André Villas-Boas, presidente do FC Porto - Foto: IMAGO

FC Porto reage à demissão de Duarte Gomes e exige esclarecimentos

Dragões emitiram comunicado sobre polémica que rodeia a arbitragem nacional

O FC Porto reagiu, esta quarta-feira, à demissão de Duarte Gomes do cargo de Diretor Técnico de Arbitragem e à subsequente polémica relacionada com a entrega do processo — que está relacionado com suspeitas de ingerência nas nomeações para os jogos da Liga — por parte da Federação Portuguesa de Futebol ao Ministério Público.

Através de comunicado, o clube campeão nacional manifesta «profunda preocupação e consternação os factos recentemente tornados públicos relativamente ao setor da arbitragem» e vinca que, «sem antecipar qualquer conclusão, a gravidade institucional das denúncias agora conhecidas impõe transparência, responsabilidade e respostas urgentes». «A arbitragem é um pilar essencial da credibilidade das competições e o futebol português não pode aceitar que o silêncio substitua os esclarecimentos que clubes, árbitros, demais agentes desportivos e adeptos têm o direito de conhecer», apontam os dragões.

«Ao longo da última temporada, o FC Porto realizou diversos alertas públicos de apreensão sobre o modelo de funcionamento do atual Conselho de Arbitragem e sobre o modo como o mesmo estava a afetar o sereno funcionamento das competições e a criar instabilidade nas tomadas de decisão dos árbitros em campo. O tempo confirmou essas preocupações», realçam os azuis e brancos, que exigem a Pedro Proença, presidente da FPF, «uma ponderação profunda sobre o estado da arbitragem em Portugal, uma avaliação sobre as suas escolhas para liderar o setor e uma intervenção institucional no sentido de garantir a tranquilidade necessária no arranque das competições nesta temporada».

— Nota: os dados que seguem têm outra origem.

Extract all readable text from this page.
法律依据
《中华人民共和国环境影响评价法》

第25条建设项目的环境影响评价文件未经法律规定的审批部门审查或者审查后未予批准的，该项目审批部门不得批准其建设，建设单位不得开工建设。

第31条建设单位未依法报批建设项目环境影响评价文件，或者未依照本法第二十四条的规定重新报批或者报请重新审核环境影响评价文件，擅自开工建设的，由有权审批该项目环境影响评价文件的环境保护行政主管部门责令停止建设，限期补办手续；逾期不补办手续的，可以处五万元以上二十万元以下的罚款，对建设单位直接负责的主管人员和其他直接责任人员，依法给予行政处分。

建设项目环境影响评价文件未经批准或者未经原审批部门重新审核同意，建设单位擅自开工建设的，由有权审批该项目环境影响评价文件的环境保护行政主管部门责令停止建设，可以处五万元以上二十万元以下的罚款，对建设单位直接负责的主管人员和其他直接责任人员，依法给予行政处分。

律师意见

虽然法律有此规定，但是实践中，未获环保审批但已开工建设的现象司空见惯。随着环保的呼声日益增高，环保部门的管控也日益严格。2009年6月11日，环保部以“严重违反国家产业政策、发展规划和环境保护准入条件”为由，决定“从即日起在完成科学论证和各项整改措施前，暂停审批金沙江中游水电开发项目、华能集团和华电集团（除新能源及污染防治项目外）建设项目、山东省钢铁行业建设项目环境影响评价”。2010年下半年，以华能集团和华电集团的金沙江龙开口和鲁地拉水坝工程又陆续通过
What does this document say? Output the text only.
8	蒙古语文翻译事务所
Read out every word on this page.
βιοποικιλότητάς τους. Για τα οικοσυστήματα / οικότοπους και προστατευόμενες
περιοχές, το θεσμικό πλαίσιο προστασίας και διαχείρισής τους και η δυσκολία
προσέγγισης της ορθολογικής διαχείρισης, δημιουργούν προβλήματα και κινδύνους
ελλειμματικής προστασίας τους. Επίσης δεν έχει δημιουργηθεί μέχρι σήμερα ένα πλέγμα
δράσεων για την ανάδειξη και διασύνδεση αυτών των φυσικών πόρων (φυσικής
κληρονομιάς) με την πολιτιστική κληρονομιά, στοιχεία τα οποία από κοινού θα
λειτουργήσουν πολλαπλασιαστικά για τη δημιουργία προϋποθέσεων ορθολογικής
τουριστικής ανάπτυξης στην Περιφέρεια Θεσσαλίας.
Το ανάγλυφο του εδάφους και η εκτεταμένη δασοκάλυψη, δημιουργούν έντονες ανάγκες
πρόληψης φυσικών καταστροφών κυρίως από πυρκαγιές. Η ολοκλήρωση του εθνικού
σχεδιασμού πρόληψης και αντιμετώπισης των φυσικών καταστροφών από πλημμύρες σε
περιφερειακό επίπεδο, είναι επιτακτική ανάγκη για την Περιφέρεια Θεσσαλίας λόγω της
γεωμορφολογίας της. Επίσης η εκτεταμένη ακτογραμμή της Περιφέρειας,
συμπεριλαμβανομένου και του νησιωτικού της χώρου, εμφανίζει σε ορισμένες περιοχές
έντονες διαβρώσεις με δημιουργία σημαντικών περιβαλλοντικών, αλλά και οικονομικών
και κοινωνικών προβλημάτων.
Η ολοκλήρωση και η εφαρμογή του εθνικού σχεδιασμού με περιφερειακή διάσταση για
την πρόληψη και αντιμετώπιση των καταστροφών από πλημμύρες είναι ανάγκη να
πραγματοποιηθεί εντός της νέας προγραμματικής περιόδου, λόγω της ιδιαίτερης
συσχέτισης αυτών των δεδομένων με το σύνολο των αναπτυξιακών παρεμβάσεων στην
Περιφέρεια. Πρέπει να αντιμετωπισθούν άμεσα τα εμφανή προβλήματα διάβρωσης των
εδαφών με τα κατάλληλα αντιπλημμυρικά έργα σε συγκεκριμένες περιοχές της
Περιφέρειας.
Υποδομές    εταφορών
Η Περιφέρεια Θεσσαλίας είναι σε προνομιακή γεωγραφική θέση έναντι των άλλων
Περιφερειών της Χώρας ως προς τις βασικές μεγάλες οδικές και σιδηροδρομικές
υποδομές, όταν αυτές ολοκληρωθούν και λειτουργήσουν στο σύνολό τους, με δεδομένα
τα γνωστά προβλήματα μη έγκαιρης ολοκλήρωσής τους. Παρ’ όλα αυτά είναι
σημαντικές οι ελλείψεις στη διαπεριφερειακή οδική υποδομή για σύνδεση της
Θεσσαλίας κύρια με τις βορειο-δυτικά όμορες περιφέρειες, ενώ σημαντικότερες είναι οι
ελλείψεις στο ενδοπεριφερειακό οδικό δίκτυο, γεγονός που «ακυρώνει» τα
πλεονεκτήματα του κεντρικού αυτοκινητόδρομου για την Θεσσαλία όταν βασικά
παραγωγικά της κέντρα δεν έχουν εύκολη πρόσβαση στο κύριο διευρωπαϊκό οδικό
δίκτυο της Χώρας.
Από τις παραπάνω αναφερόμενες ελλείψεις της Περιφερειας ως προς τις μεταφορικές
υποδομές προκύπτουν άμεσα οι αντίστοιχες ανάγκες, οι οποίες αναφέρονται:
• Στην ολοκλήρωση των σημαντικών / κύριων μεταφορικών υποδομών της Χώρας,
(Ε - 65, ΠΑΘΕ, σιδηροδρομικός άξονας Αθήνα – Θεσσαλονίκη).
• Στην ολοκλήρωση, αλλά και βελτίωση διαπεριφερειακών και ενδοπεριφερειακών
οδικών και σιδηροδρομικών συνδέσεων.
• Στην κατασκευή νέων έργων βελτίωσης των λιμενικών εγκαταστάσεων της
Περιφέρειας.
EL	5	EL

O FC Porto dirige-se, ainda, a Luciano Gonçalves, presidente do Conselho de Arbitragem, que terá entrado em rota de colisão dom Duarte Gomes. «O FC Porto aguardará que o senhor presidente do Conselho de Arbitragem, Luciano Gonçalves, preste, com a maior urgência, todos os esclarecimentos devidos sobre os factos agora conhecidos. A credibilidade das competições exige respostas claras, instituições fortes e uma arbitragem acima de qualquer suspeita», remata o clube azul e branco.

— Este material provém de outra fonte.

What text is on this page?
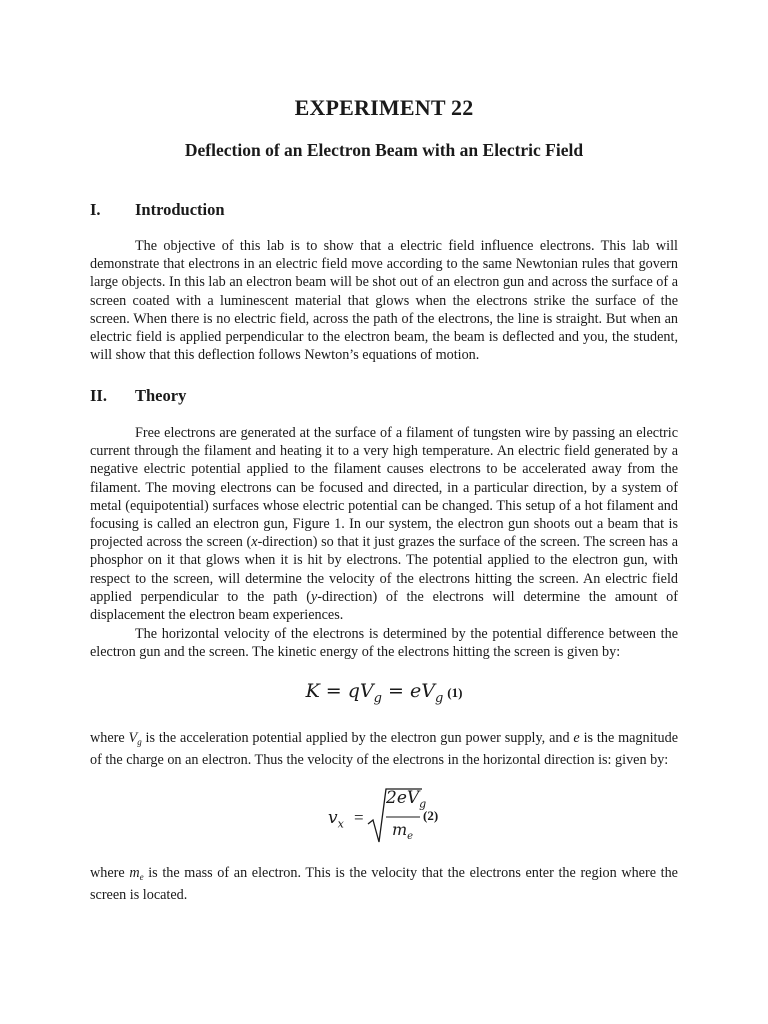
EXPERIMENT 22
Deflection of an Electron Beam with an Electric Field
I. Introduction

The objective of this lab is to show that a electric field influence electrons. This lab will demonstrate that electrons in an electric field move according to the same Newtonian rules that govern large objects. In this lab an electron beam will be shot out of an electron gun and across the surface of a screen coated with a luminescent material that glows when the electrons strike the surface of the screen. When there is no electric field, across the path of the electrons, the line is straight. But when an electric field is applied perpendicular to the electron beam, the beam is deflected and you, the student, will show that this deflection follows Newton’s equations of motion.

II. Theory

Free electrons are generated at the surface of a filament of tungsten wire by passing an electric current through the filament and heating it to a very high temperature. An electric field generated by a negative electric potential applied to the filament causes electrons to be accelerated away from the filament. The moving electrons can be focused and directed, in a particular direction, by a system of metal (equipotential) surfaces whose electric potential can be changed. This setup of a hot filament and focusing is called an electron gun, Figure 1. In our system, the electron gun shoots out a beam that is projected across the screen (x-direction) so that it just grazes the surface of the screen. The screen has a phosphor on it that glows when it is hit by electrons. The potential applied to the electron gun, with respect to the screen, will determine the velocity of the electrons hitting the screen. An electric field applied perpendicular to the path (y-direction) of the electrons will determine the amount of displacement the electron beam experiences.

The horizontal velocity of the electrons is determined by the potential difference between the electron gun and the screen. The kinetic energy of the electrons hitting the screen is given by:

$K = qV_g = eV_g$ (1)

where $V_g$ is the acceleration potential applied by the electron gun power supply, and e is the magnitude of the charge on an electron. Thus the velocity of the electrons in the horizontal direction is: given by:

$v_x$ =
$2eV_g$
$m_e$
(2)

where $m_e$ is the mass of an electron. This is the velocity that the electrons enter the region where the screen is located.
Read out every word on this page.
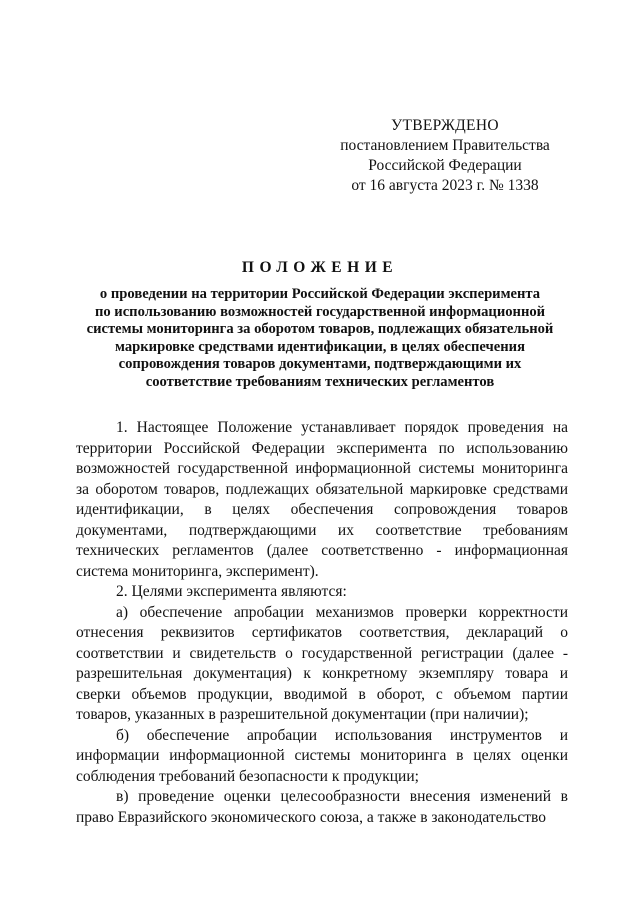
УТВЕРЖДЕНО
постановлением Правительства
Российской Федерации
от 16 августа 2023 г. № 1338
ПОЛОЖЕНИЕ
о проведении на территории Российской Федерации эксперимента
по использованию возможностей государственной информационной
системы мониторинга за оборотом товаров, подлежащих обязательной
маркировке средствами идентификации, в целях обеспечения
сопровождения товаров документами, подтверждающими их
соответствие требованиям технических регламентов

1. Настоящее Положение устанавливает порядок проведения на территории Российской Федерации эксперимента по использованию возможностей государственной информационной системы мониторинга за оборотом товаров, подлежащих обязательной маркировке средствами идентификации, в целях обеспечения сопровождения товаров документами, подтверждающими их соответствие требованиям технических регламентов (далее соответственно - информационная система мониторинга, эксперимент).

2. Целями эксперимента являются:

а) обеспечение апробации механизмов проверки корректности отнесения реквизитов сертификатов соответствия, деклараций о соответствии и свидетельств о государственной регистрации (далее - разрешительная документация) к конкретному экземпляру товара и сверки объемов продукции, вводимой в оборот, с объемом партии товаров, указанных в разрешительной документации (при наличии);

б) обеспечение апробации использования инструментов и информации информационной системы мониторинга в целях оценки соблюдения требований безопасности к продукции;

в) проведение оценки целесообразности внесения изменений в право Евразийского экономического союза, а также в законодательство
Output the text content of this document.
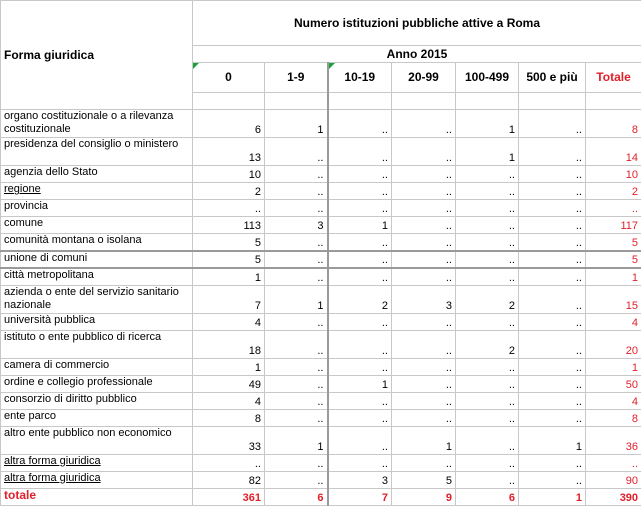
Forma giuridica	Numero istituzioni pubbliche attive a Roma						
	Anno 2015						

0	1-9	10-19	20-99	100-499	500 e più	Totale

organo costituzionale o a rilevanza costituzionale	6	1	..	..	1	..	8
presidenza del consiglio o ministero	13	..	..	..	1	..	14
agenzia dello Stato	10	..	..	..	..	..	10
regione	2	..	..	..	..	..	2
provincia	..	..	..	..	..	..	..
comune	113	3	1	..	..	..	117
comunità montana o isolana	5	..	..	..	..	..	5
unione di comuni	5	..	..	..	..	..	5
città metropolitana	1	..	..	..	..	..	1
azienda o ente del servizio sanitario nazionale	7	1	2	3	2	..	15
università pubblica	4	..	..	..	..	..	4
istituto o ente pubblico di ricerca	18	..	..	..	2	..	20
camera di commercio	1	..	..	..	..	..	1
ordine e collegio professionale	49	..	1	..	..	..	50
consorzio di diritto pubblico	4	..	..	..	..	..	4
ente parco	8	..	..	..	..	..	8
altro ente pubblico non economico	33	1	..	1	..	1	36
altra forma giuridica	..	..	..	..	..	..	..
altra forma giuridica	82	..	3	5	..	..	90
totale	361	6	7	9	6	1	390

O comunicado do FC Porto na íntegra

«O Futebol Clube do Porto acompanha com profunda preocupação e consternação os factos recentemente tornados públicos relativamente ao setor da arbitragem e à saída de Duarte Gomes do cargo de Diretor Técnico Nacional de Arbitragem da Federação Portuguesa de Futebol, bem como a informação de que o processo terá sido remetido para o Ministério Público.

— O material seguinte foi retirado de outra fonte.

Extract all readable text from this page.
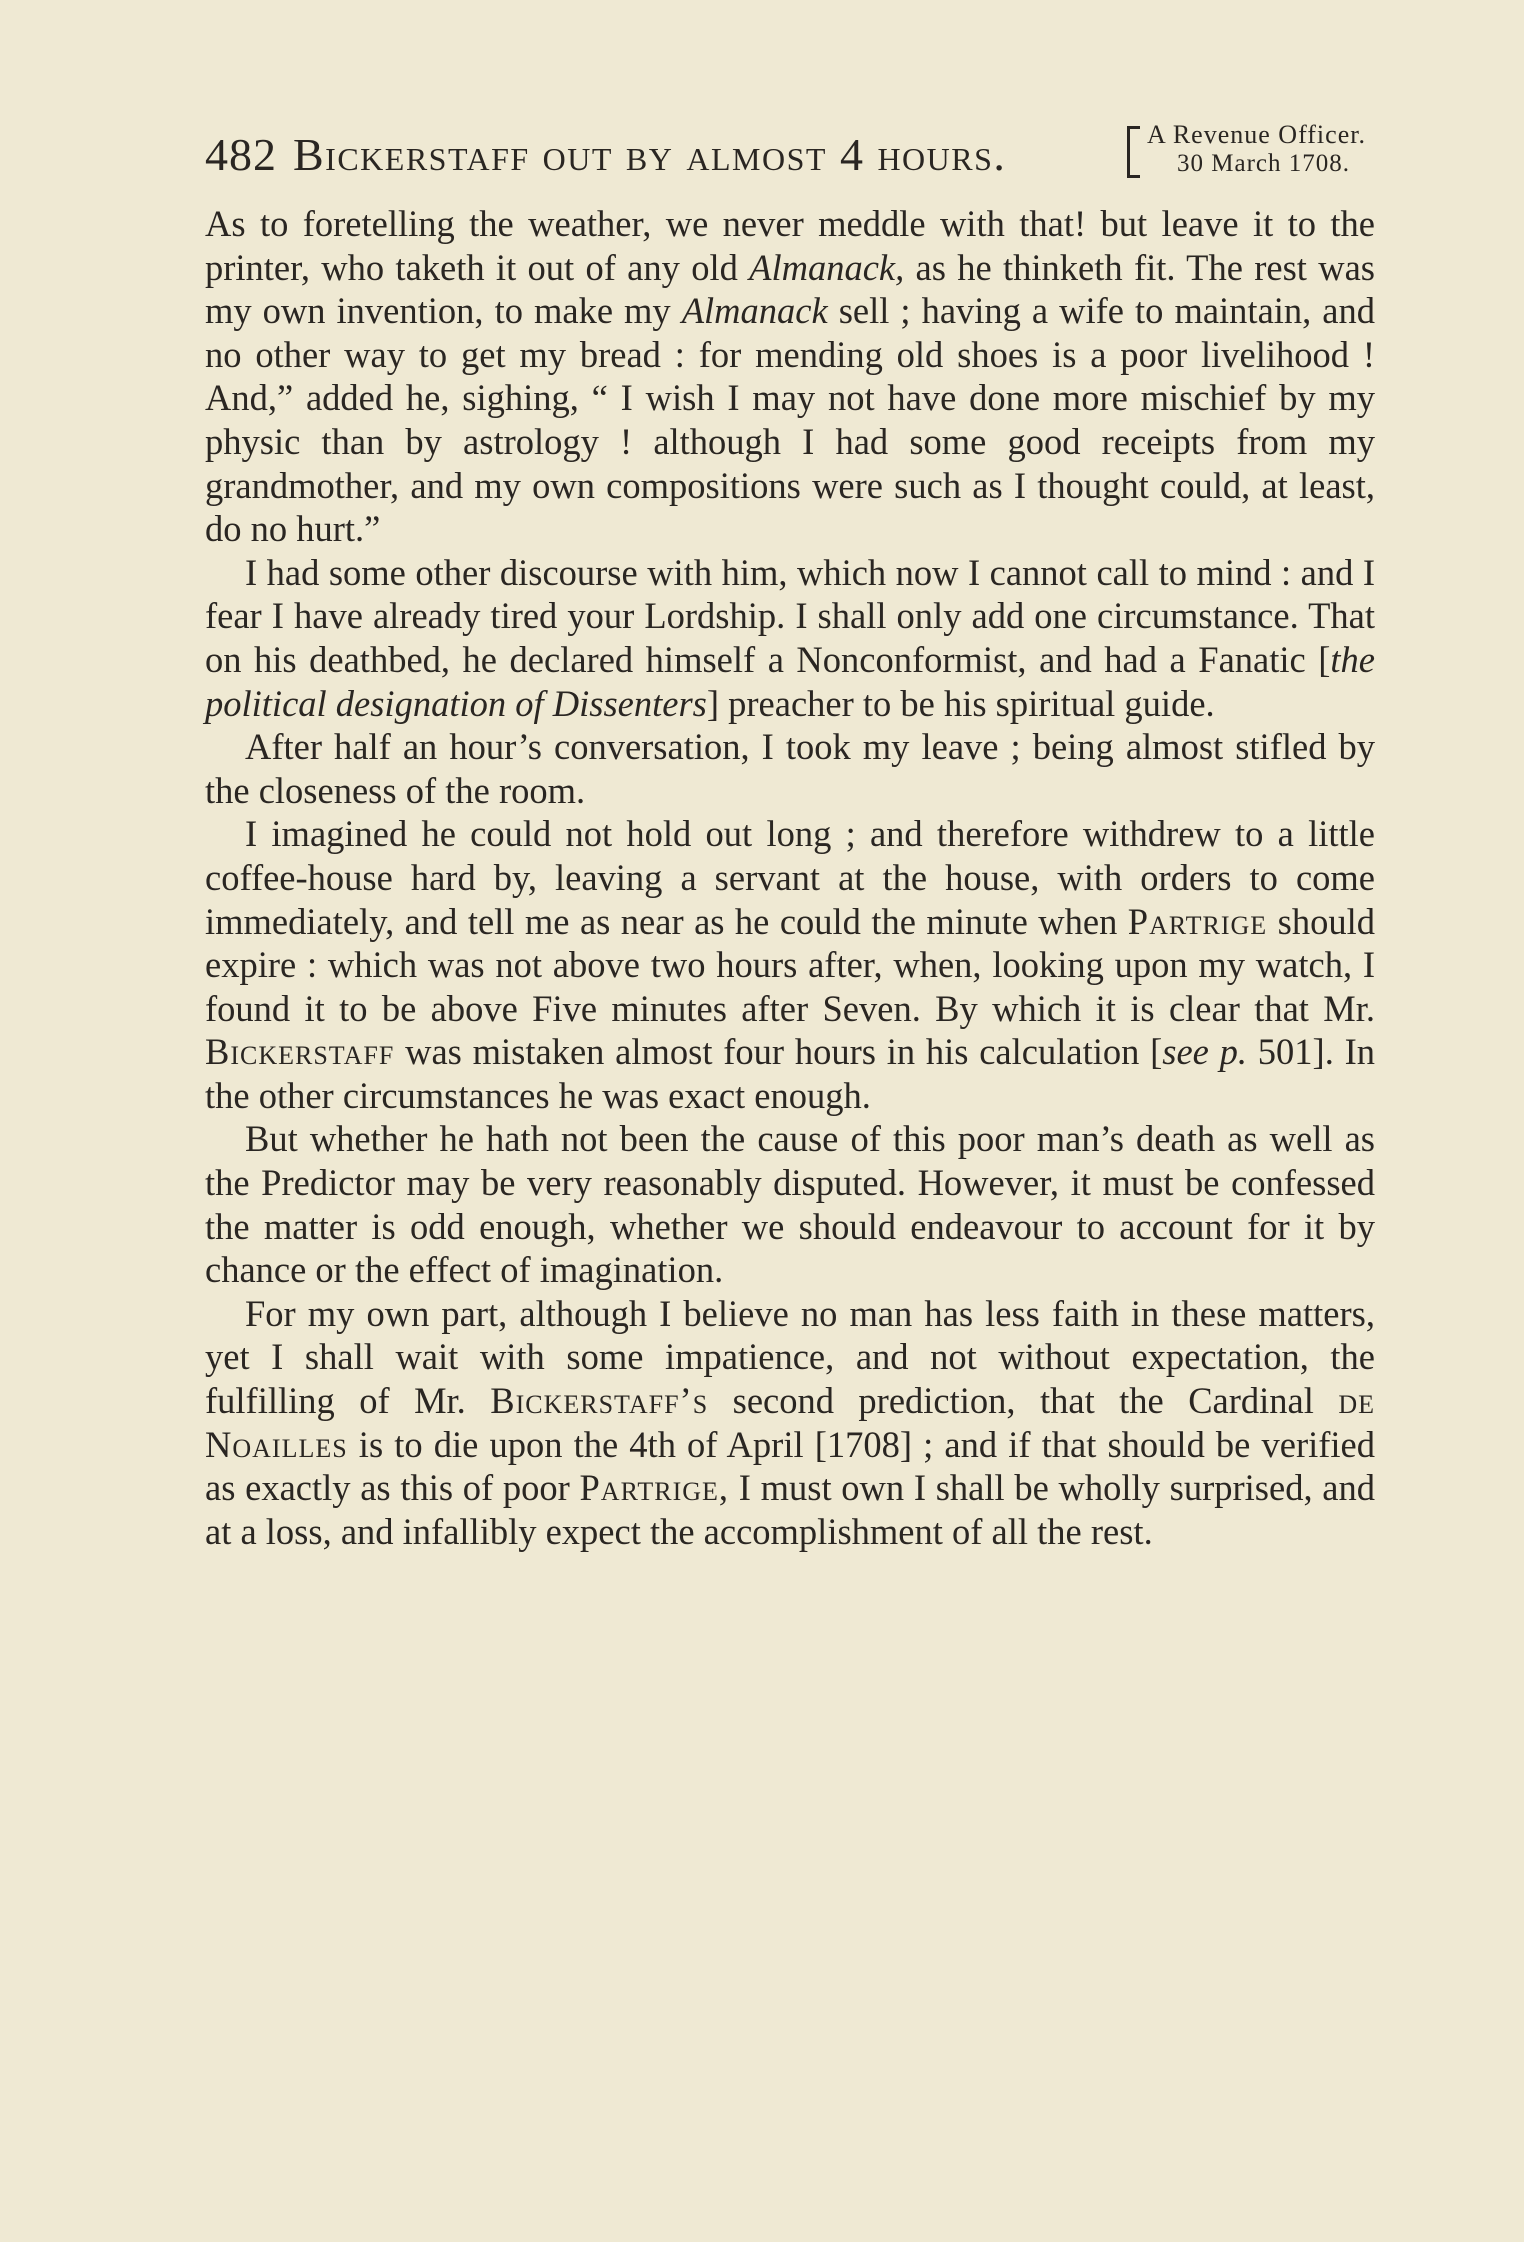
482 Bickerstaff out by almost 4 hours.	A Revenue Officer.
30 March 1708.

As to foretelling the weather, we never meddle with that! but leave it to the printer, who taketh it out of any old Almanack, as he thinketh fit. The rest was my own invention, to make my Almanack sell ; having a wife to maintain, and no other way to get my bread : for mending old shoes is a poor livelihood ! And,” added he, sighing, “ I wish I may not have done more mischief by my physic than by astrology ! although I had some good receipts from my grandmother, and my own compositions were such as I thought could, at least, do no hurt.”

I had some other discourse with him, which now I cannot call to mind : and I fear I have already tired your Lordship. I shall only add one circumstance. That on his deathbed, he declared himself a Nonconformist, and had a Fanatic [the political designation of Dissenters] preacher to be his spiritual guide.

After half an hour’s conversation, I took my leave ; being almost stifled by the closeness of the room.

I imagined he could not hold out long ; and therefore withdrew to a little coffee-house hard by, leaving a servant at the house, with orders to come immediately, and tell me as near as he could the minute when Partrige should expire : which was not above two hours after, when, looking upon my watch, I found it to be above Five minutes after Seven. By which it is clear that Mr. Bickerstaff was mistaken almost four hours in his calculation [see p. 501]. In the other circumstances he was exact enough.

But whether he hath not been the cause of this poor man’s death as well as the Predictor may be very reasonably disputed. However, it must be confessed the matter is odd enough, whether we should endeavour to account for it by chance or the effect of imagination.

For my own part, although I believe no man has less faith in these matters, yet I shall wait with some impatience, and not without expectation, the fulfilling of Mr. Bickerstaff’s second prediction, that the Cardinal de Noailles is to die upon the 4th of April [1708] ; and if that should be verified as exactly as this of poor Partrige, I must own I shall be wholly surprised, and at a loss, and infallibly expect the accomplishment of all the rest.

Sem prejuízo do necessário apuramento rigoroso dos factos pelas instâncias competentes, e sem antecipar qualquer conclusão, a gravidade institucional das denúncias agora conhecidas impõe transparência, responsabilidade e respostas urgentes. A arbitragem é um pilar essencial da credibilidade das competições e o futebol português não pode aceitar que o silêncio substitua os esclarecimentos que clubes, árbitros, demais agentes desportivos e adeptos têm o direito de conhecer.

Ao longo da última temporada, o Futebol Clube do Porto realizou diversos alertas públicos de apreensão sobre o modelo de funcionamento do atual Conselho de Arbitragem e sobre o modo como o mesmo estava a afetar o sereno funcionamento das competições e a criar instabilidade nas tomadas de decisão dos árbitros em campo. O tempo confirmou essas preocupações.

Exige-se, por isso, ao Senhor Presidente da Federação Portuguesa de Futebol, Pedro Proença, até pelo seu reconhecido passado como árbitro de referência, uma ponderação profunda sobre o estado da arbitragem em Portugal, uma avaliação sobre as suas escolhas para liderar o setor e uma intervenção institucional no sentido de garantir a tranquilidade necessária no arranque das competições nesta temporada.

O Futebol Clube do Porto aguardará que o Senhor Presidente do Conselho de Arbitragem, Luciano Gonçalves, preste, com a maior urgência, todos os esclarecimentos devidos sobre os factos agora conhecidos. A credibilidade das competições exige respostas claras, instituições fortes e uma arbitragem acima de qualquer suspeita.»